Article Text
Statistics from Altmetric.com
The concept of the ‘social cross-over’ in cardiovascular disease (CVD) mortality was first described in 1978 by Marmot et al.1 By analysing mortality trends between 1931 and 1971 in England and Wales, Marmot et al found that the pattern of mortality from coronary heart disease changed over the years, from being more common among middle-class and upper-class men and women to being more common among working-class men and women.1 Underlying this change was a steep increase in CVD mortality among the working-class group starting in the 1950s for men and in the 1960s for women, concurrent with increases in smoking rates and dietary changes.1
In the study by Mallinson and colleagues, the authors describe the absence of a social cross-over in CVD mortality in Brazil.2 The study used cross-sectional data for 2010 from states at various degrees of economic development to proxy the changes in economic development experienced by high-income countries over time. Mallinson et al found no support for the social cross-over hypothesis.
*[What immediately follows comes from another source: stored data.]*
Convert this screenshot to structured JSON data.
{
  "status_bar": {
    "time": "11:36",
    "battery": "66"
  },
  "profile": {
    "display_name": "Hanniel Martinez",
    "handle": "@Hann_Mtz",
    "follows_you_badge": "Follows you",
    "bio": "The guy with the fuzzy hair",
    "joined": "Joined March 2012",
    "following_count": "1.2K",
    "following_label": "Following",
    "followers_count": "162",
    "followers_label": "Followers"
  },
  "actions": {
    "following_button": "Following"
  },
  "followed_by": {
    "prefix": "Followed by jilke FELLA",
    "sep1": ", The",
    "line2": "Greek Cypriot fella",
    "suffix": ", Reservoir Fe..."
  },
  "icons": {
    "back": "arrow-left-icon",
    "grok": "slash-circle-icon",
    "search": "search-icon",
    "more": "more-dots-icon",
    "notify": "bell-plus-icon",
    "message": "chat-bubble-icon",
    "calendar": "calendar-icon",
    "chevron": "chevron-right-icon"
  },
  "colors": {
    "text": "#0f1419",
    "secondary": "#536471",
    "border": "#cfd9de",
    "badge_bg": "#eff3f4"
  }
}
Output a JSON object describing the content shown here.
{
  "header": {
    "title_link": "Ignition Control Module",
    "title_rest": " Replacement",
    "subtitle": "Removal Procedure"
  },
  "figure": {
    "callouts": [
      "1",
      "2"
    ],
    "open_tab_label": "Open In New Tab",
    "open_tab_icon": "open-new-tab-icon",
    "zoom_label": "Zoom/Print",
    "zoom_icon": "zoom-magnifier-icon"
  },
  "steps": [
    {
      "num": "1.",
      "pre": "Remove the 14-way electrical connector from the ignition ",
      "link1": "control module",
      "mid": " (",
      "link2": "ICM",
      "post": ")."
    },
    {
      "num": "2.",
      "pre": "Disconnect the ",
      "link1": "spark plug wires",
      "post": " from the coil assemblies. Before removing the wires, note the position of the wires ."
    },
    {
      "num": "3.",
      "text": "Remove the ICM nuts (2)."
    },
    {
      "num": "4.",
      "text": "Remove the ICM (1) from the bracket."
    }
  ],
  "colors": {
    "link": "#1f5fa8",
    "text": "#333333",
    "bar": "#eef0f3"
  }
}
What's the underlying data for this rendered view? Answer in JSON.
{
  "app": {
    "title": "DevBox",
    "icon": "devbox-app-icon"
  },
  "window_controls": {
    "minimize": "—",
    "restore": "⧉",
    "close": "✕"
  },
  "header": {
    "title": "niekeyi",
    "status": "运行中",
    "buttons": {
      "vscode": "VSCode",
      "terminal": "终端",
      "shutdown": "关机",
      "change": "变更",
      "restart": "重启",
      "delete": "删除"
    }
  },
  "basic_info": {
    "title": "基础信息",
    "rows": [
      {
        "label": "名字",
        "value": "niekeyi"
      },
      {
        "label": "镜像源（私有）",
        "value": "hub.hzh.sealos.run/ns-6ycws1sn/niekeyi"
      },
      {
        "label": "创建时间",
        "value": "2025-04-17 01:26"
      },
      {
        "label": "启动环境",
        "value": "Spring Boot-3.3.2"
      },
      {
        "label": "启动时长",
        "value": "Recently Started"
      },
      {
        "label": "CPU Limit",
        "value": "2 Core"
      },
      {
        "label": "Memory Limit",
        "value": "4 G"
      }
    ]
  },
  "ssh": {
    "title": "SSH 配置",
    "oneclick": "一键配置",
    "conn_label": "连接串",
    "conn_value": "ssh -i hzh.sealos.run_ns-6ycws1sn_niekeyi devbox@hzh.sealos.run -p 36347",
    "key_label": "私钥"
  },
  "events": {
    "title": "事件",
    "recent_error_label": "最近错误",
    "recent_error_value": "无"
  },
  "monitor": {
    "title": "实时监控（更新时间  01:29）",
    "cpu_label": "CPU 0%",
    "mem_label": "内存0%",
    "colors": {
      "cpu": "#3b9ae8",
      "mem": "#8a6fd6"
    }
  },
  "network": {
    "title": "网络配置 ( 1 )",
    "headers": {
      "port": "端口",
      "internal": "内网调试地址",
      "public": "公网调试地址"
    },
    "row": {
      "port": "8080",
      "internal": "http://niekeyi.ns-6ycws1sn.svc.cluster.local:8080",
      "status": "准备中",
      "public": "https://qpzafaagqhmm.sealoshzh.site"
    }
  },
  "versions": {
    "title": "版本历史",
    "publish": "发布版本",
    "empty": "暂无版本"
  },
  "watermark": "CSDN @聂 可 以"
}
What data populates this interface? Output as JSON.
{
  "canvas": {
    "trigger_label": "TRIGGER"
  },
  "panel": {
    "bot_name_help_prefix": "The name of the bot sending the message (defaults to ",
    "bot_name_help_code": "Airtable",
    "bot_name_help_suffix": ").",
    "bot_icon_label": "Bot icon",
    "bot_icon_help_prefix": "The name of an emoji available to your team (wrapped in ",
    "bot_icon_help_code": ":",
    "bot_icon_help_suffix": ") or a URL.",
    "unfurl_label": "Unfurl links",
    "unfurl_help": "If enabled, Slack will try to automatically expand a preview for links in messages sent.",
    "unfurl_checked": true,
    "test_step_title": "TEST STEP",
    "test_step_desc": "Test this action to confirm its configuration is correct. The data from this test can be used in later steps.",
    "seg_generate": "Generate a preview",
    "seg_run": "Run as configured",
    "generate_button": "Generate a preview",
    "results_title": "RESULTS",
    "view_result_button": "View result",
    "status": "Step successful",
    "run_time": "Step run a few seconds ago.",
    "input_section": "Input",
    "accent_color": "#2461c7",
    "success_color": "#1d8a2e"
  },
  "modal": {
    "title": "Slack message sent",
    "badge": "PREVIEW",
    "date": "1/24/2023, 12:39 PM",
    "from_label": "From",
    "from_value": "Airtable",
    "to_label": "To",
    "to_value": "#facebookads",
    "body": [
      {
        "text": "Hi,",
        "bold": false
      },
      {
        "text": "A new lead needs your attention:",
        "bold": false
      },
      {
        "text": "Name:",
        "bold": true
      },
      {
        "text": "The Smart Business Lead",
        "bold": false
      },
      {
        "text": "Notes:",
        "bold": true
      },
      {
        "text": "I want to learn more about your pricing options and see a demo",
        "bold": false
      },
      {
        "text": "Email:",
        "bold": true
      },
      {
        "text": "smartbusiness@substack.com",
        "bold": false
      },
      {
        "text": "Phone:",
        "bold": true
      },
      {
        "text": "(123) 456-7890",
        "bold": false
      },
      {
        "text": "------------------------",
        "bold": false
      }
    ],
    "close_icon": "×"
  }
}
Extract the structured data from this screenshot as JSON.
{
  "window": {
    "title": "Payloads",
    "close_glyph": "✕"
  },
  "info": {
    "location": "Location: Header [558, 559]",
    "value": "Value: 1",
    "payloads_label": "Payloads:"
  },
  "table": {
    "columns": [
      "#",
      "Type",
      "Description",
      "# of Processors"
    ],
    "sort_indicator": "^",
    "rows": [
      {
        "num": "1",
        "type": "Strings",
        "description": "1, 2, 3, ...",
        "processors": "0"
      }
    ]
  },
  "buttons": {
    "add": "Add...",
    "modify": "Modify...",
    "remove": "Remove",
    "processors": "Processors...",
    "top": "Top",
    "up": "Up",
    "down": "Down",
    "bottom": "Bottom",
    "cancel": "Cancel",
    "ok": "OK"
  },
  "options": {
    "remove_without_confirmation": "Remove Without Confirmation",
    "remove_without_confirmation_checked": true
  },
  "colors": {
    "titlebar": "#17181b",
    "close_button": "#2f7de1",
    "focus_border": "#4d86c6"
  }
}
Instead, they found that education-based inequalities in CVD mortality were actually widest in the least developed states, meaning that CVD mortality was highest among the population with the lowest levels of educational attainment.2
Previous studies on the social cross-over have relied on longitudinal samples to examine how inequalities in CVD change over time. Mallinson et al instead leverage intracountry heterogeneity in social development. The use of cross-sectional data from one country has two important advantages: (1) uniformity of the vital statistics system across the country, which reduces inconsistencies in the quality of the data often present in cross-country comparisons, and (2) consistency of coding, one of the biggest issues in studies using historical data.2 The authors also addressed issues of variation in the quality of data across states and examined the impact of potential measurement biases in the results. However, using cross-sectional data comes with its own problems. In this piece, we will discuss the results from Mallinson et al in the context of changing patterns of CVD mortality in low-income and middle-income countries (LMICs) and their implications on clinical care and population health in LMICs.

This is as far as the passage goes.